Born in Malaga in Spain, a life of travel and photography was more than Jesús Jaime Mota imagined. Or maybe it was exactly what he dreamed of while working part-time at his family’s café.
Mota’s interest in photography began as early as 1984. The following year he took a few courses, but soon took up mastering photography on his own. Photography introduced him to Africa, to where he was sent after being named Spain’s best photographer in 1995.
In return, Mota brought back images from Africa to Spain, and continued to return to Africa. He presented his work in exhibits such as “The African Gaze” and “Faces.”
The product of a decade-and-a-half of traversing the African landscape, Mota’s new exhibit, “African Photographs,” depicts inhabitants at work, at school and at play.
Mota traveled to a tsunami-hit Sri Lanka in 2005, donating his work to the International Lions Club’s project on rebuilding homes. The photographer received an honorary distinction for his work in 2005 from the Lions Club President Ashok Mehta.
Daily News Egypt sat down with Mota to discuss his development as a photographer and his fascination with Africa.
Daily News Egypt: You are a self-taught photographer, save for a few photography courses. How did you learn?
Jaime Mota: I took a course. I liked photography and I tried it myself, and one day became a photographer. I read books; I saw many exhibitions a long time ago.
What brought you to Africa?
I came to Africa because the Spanish newspaper, El Pais gave me the first prize for Best Photography in Spain in 1994. I was to travel Kenya and Tanzania for 20 days. That was my first trip and I loved Africa and took pictures. I came many times — about 15 times — since to Tanzania and Ethiopia.
I have also been to India, Thailand, Burma, and Sri Lanka in Asia.
What did you do before?
I was working in my family’s coffee shop in Spain. I was working half a day and doing photography other half. When I discovered Africa and India, I forgot other photography and concentrated on travel photography. You have to have an idea what you want. So, I concentrated on travel photography — taking pictures of different tribes in Africa.
Do you always shoot in black-and-white?
Yes, back when I used film I always shot in black-and-white. With the digital now you have to shoot in color, but normally, I come back to black-and-white.
It is more dramatic, but sometimes I also see in black and white, and I concentrate on light and shadows and forgot the color. I do have some pictures in color of course. I try to work with my own color. I like very dark colors, and pictures that are not too saturated.
How do you find your own pictures different from other portrayals of Africa?
I started with taking portraits. Then, I thought I should show how people live, and learn, and work. I tried to take pictures of normal life. This is very difficult to do because you have to stay a long time in the same place.
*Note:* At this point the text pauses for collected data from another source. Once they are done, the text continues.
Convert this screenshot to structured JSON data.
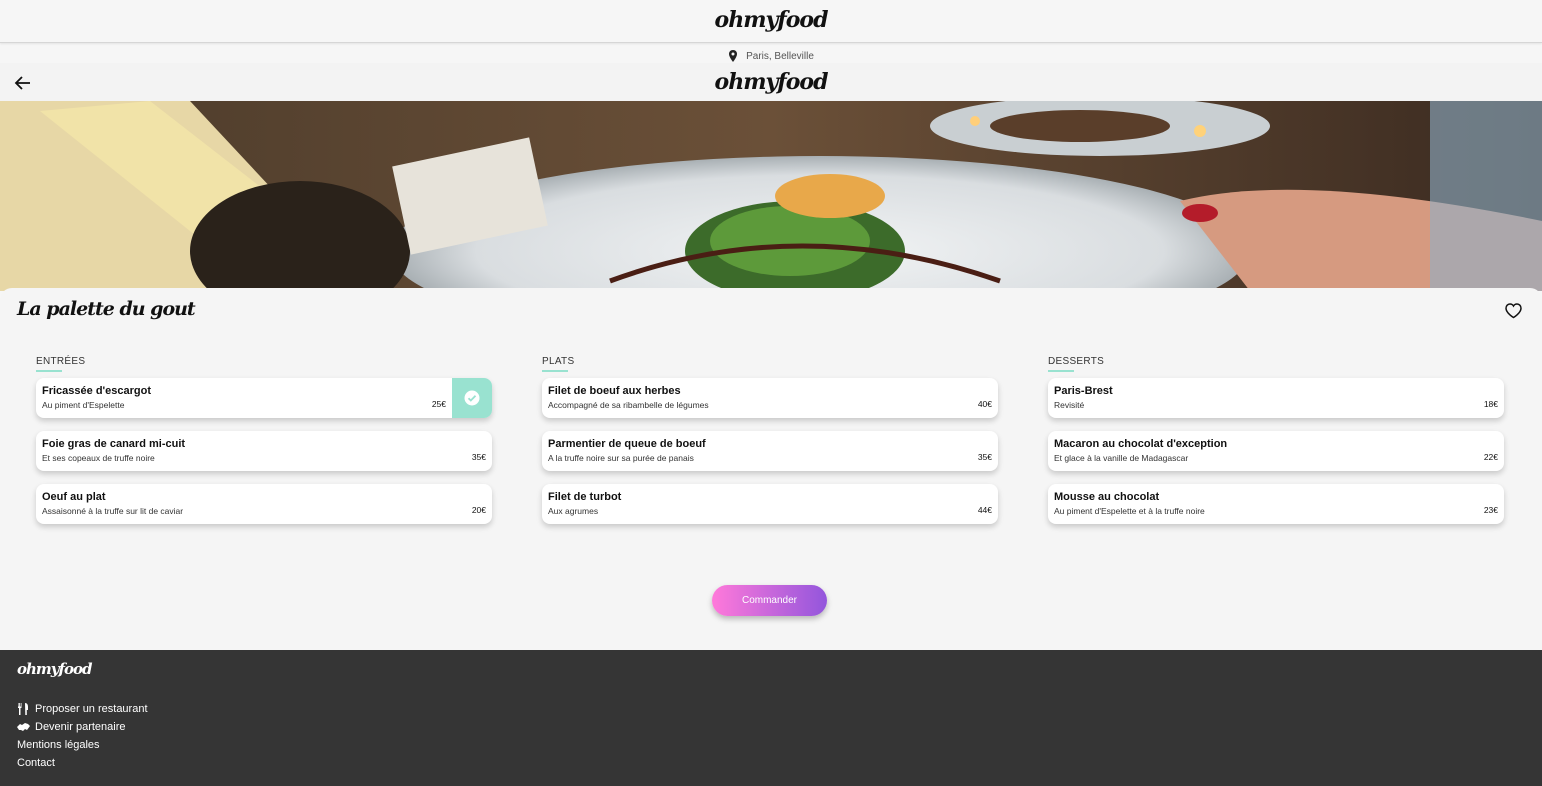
{
  "brand": {
    "logo": "ohmyfood"
  },
  "location": {
    "text": "Paris, Belleville",
    "icon": "map-pin-icon"
  },
  "restaurant": {
    "name": "La palette du gout"
  },
  "menu": {
    "columns": [
      {
        "title": "ENTRÉES",
        "dishes": [
          {
            "name": "Fricassée d'escargot",
            "desc": "Au piment d'Espelette",
            "price": "25€",
            "selected": true
          },
          {
            "name": "Foie gras de canard mi-cuit",
            "desc": "Et ses copeaux de truffe noire",
            "price": "35€",
            "selected": false
          },
          {
            "name": "Oeuf au plat",
            "desc": "Assaisonné à la truffe sur lit de caviar",
            "price": "20€",
            "selected": false
          }
        ]
      },
      {
        "title": "PLATS",
        "dishes": [
          {
            "name": "Filet de boeuf aux herbes",
            "desc": "Accompagné de sa ribambelle de légumes",
            "price": "40€",
            "selected": false
          },
          {
            "name": "Parmentier de queue de boeuf",
            "desc": "A la truffe noire sur sa purée de panais",
            "price": "35€",
            "selected": false
          },
          {
            "name": "Filet de turbot",
            "desc": "Aux agrumes",
            "price": "44€",
            "selected": false
          }
        ]
      },
      {
        "title": "DESSERTS",
        "dishes": [
          {
            "name": "Paris-Brest",
            "desc": "Revisité",
            "price": "18€",
            "selected": false
          },
          {
            "name": "Macaron au chocolat d'exception",
            "desc": "Et glace à la vanille de Madagascar",
            "price": "22€",
            "selected": false
          },
          {
            "name": "Mousse au chocolat",
            "desc": "Au piment d'Espelette et à la truffe noire",
            "price": "23€",
            "selected": false
          }
        ]
      }
    ]
  },
  "order_button": {
    "label": "Commander"
  },
  "footer": {
    "logo": "ohmyfood",
    "links": [
      {
        "label": "Proposer un restaurant",
        "icon": "utensils-icon"
      },
      {
        "label": "Devenir partenaire",
        "icon": "handshake-icon"
      },
      {
        "label": "Mentions légales",
        "icon": ""
      },
      {
        "label": "Contact",
        "icon": ""
      }
    ]
  },
  "colors": {
    "accent": "#99e2d0",
    "gradient_start": "#ff79da",
    "gradient_end": "#9356dc",
    "footer_bg": "#353535"
  }
}
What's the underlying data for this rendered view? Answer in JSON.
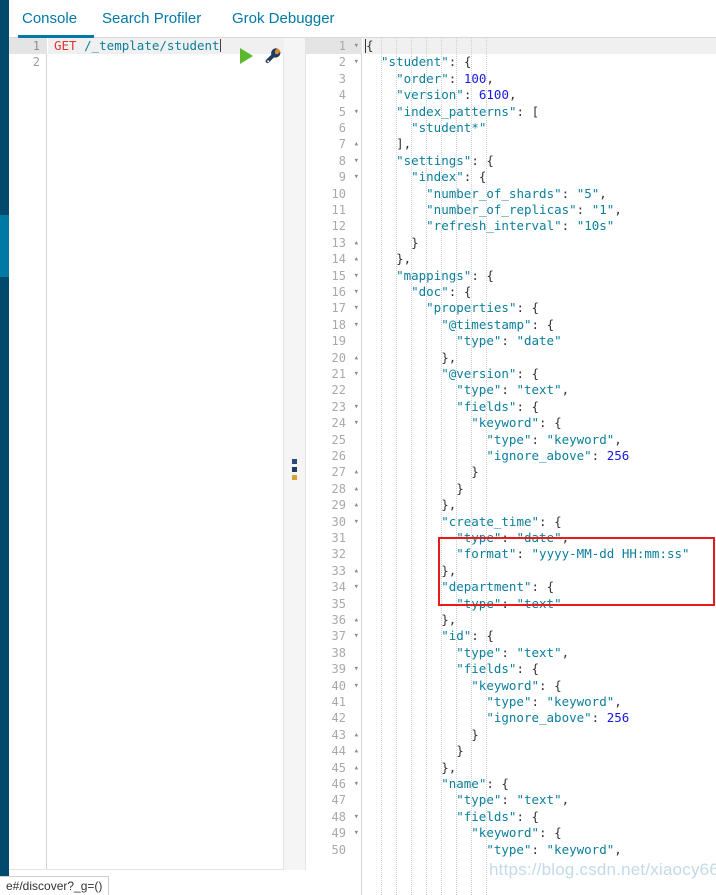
{
  "tabs": [
    {
      "id": "console",
      "label": "Console",
      "active": true
    },
    {
      "id": "search-profiler",
      "label": "Search Profiler",
      "active": false
    },
    {
      "id": "grok-debugger",
      "label": "Grok Debugger",
      "active": false
    }
  ],
  "request_editor": {
    "line_numbers": [
      "1",
      "2"
    ],
    "method": "GET",
    "path": "/_template/student",
    "play_button_label": "Send request",
    "wrench_button_label": "Request options"
  },
  "response_editor": {
    "lines": [
      {
        "n": "1",
        "fold": "▾",
        "indent": 0,
        "text": "{"
      },
      {
        "n": "2",
        "fold": "▾",
        "indent": 1,
        "text": "\"student\": {"
      },
      {
        "n": "3",
        "fold": "",
        "indent": 2,
        "text": "\"order\": 100,"
      },
      {
        "n": "4",
        "fold": "",
        "indent": 2,
        "text": "\"version\": 6100,"
      },
      {
        "n": "5",
        "fold": "▾",
        "indent": 2,
        "text": "\"index_patterns\": ["
      },
      {
        "n": "6",
        "fold": "",
        "indent": 3,
        "text": "\"student*\""
      },
      {
        "n": "7",
        "fold": "▴",
        "indent": 2,
        "text": "],"
      },
      {
        "n": "8",
        "fold": "▾",
        "indent": 2,
        "text": "\"settings\": {"
      },
      {
        "n": "9",
        "fold": "▾",
        "indent": 3,
        "text": "\"index\": {"
      },
      {
        "n": "10",
        "fold": "",
        "indent": 4,
        "text": "\"number_of_shards\": \"5\","
      },
      {
        "n": "11",
        "fold": "",
        "indent": 4,
        "text": "\"number_of_replicas\": \"1\","
      },
      {
        "n": "12",
        "fold": "",
        "indent": 4,
        "text": "\"refresh_interval\": \"10s\""
      },
      {
        "n": "13",
        "fold": "▴",
        "indent": 3,
        "text": "}"
      },
      {
        "n": "14",
        "fold": "▴",
        "indent": 2,
        "text": "},"
      },
      {
        "n": "15",
        "fold": "▾",
        "indent": 2,
        "text": "\"mappings\": {"
      },
      {
        "n": "16",
        "fold": "▾",
        "indent": 3,
        "text": "\"doc\": {"
      },
      {
        "n": "17",
        "fold": "▾",
        "indent": 4,
        "text": "\"properties\": {"
      },
      {
        "n": "18",
        "fold": "▾",
        "indent": 5,
        "text": "\"@timestamp\": {"
      },
      {
        "n": "19",
        "fold": "",
        "indent": 6,
        "text": "\"type\": \"date\""
      },
      {
        "n": "20",
        "fold": "▴",
        "indent": 5,
        "text": "},"
      },
      {
        "n": "21",
        "fold": "▾",
        "indent": 5,
        "text": "\"@version\": {"
      },
      {
        "n": "22",
        "fold": "",
        "indent": 6,
        "text": "\"type\": \"text\","
      },
      {
        "n": "23",
        "fold": "▾",
        "indent": 6,
        "text": "\"fields\": {"
      },
      {
        "n": "24",
        "fold": "▾",
        "indent": 7,
        "text": "\"keyword\": {"
      },
      {
        "n": "25",
        "fold": "",
        "indent": 8,
        "text": "\"type\": \"keyword\","
      },
      {
        "n": "26",
        "fold": "",
        "indent": 8,
        "text": "\"ignore_above\": 256"
      },
      {
        "n": "27",
        "fold": "▴",
        "indent": 7,
        "text": "}"
      },
      {
        "n": "28",
        "fold": "▴",
        "indent": 6,
        "text": "}"
      },
      {
        "n": "29",
        "fold": "▴",
        "indent": 5,
        "text": "},"
      },
      {
        "n": "30",
        "fold": "▾",
        "indent": 5,
        "text": "\"create_time\": {"
      },
      {
        "n": "31",
        "fold": "",
        "indent": 6,
        "text": "\"type\": \"date\","
      },
      {
        "n": "32",
        "fold": "",
        "indent": 6,
        "text": "\"format\": \"yyyy-MM-dd HH:mm:ss\""
      },
      {
        "n": "33",
        "fold": "▴",
        "indent": 5,
        "text": "},"
      },
      {
        "n": "34",
        "fold": "▾",
        "indent": 5,
        "text": "\"department\": {"
      },
      {
        "n": "35",
        "fold": "",
        "indent": 6,
        "text": "\"type\": \"text\""
      },
      {
        "n": "36",
        "fold": "▴",
        "indent": 5,
        "text": "},"
      },
      {
        "n": "37",
        "fold": "▾",
        "indent": 5,
        "text": "\"id\": {"
      },
      {
        "n": "38",
        "fold": "",
        "indent": 6,
        "text": "\"type\": \"text\","
      },
      {
        "n": "39",
        "fold": "▾",
        "indent": 6,
        "text": "\"fields\": {"
      },
      {
        "n": "40",
        "fold": "▾",
        "indent": 7,
        "text": "\"keyword\": {"
      },
      {
        "n": "41",
        "fold": "",
        "indent": 8,
        "text": "\"type\": \"keyword\","
      },
      {
        "n": "42",
        "fold": "",
        "indent": 8,
        "text": "\"ignore_above\": 256"
      },
      {
        "n": "43",
        "fold": "▴",
        "indent": 7,
        "text": "}"
      },
      {
        "n": "44",
        "fold": "▴",
        "indent": 6,
        "text": "}"
      },
      {
        "n": "45",
        "fold": "▴",
        "indent": 5,
        "text": "},"
      },
      {
        "n": "46",
        "fold": "▾",
        "indent": 5,
        "text": "\"name\": {"
      },
      {
        "n": "47",
        "fold": "",
        "indent": 6,
        "text": "\"type\": \"text\","
      },
      {
        "n": "48",
        "fold": "▾",
        "indent": 6,
        "text": "\"fields\": {"
      },
      {
        "n": "49",
        "fold": "▾",
        "indent": 7,
        "text": "\"keyword\": {"
      },
      {
        "n": "50",
        "fold": "",
        "indent": 8,
        "text": "\"type\": \"keyword\","
      }
    ]
  },
  "annotation": {
    "highlight_color": "#e81b1b",
    "highlighted_lines": [
      "30",
      "31",
      "32",
      "33"
    ]
  },
  "watermark": {
    "text": "https://blog.csdn.net/xiaocy66"
  },
  "statusbar": {
    "text": "e#/discover?_g=()"
  },
  "colors": {
    "accent": "#0079a5",
    "rail": "#014a6e",
    "rail_active": "#0079a5",
    "play": "#5cb82e",
    "method": "#d33333",
    "string": "#0b7f9b",
    "number": "#1a1ae6"
  }
}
If you stay for three days in the same place, something happens. You wait and you find a good picture.
I don’t know if my photography is different. Many photographers go to Africa, and they are very good, too. I try to do something special and that is to show daily life.
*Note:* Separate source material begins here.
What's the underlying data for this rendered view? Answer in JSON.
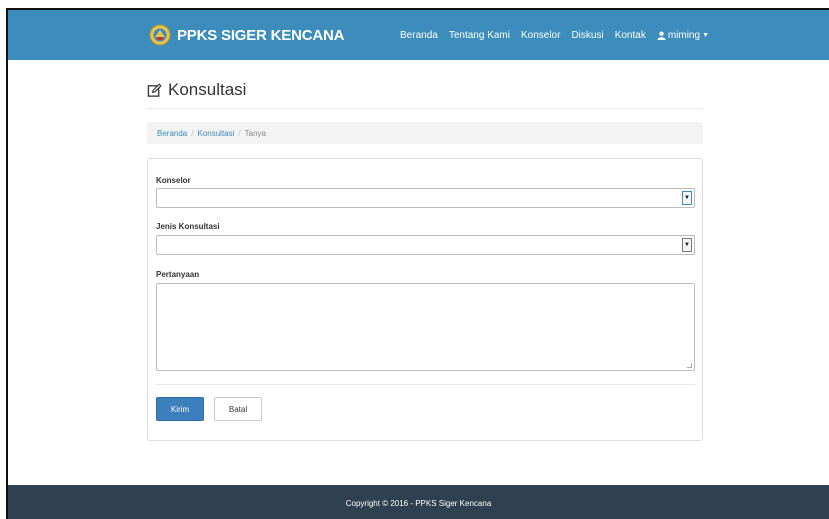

Some people only take portraits. But the difficult thing to do is to take pictures of daily life. When you go to a village, all the people look at you, and the children stay with you. When you take the camera out, everyone wants to be in the picture.
I like it when people are doing everything as they normally do. When people forget I have the camera, I take the picture.
Where do you go next?
I was thinking of coming back to Egypt. I have only been in Cairo for seven days. I took some pictures, but they’re not the pictures I like. You have to stay longer to take a good picture. Maybe I’ll come back to Egypt in November and December, and stop in a village between Cairo and Luxor and take pictures.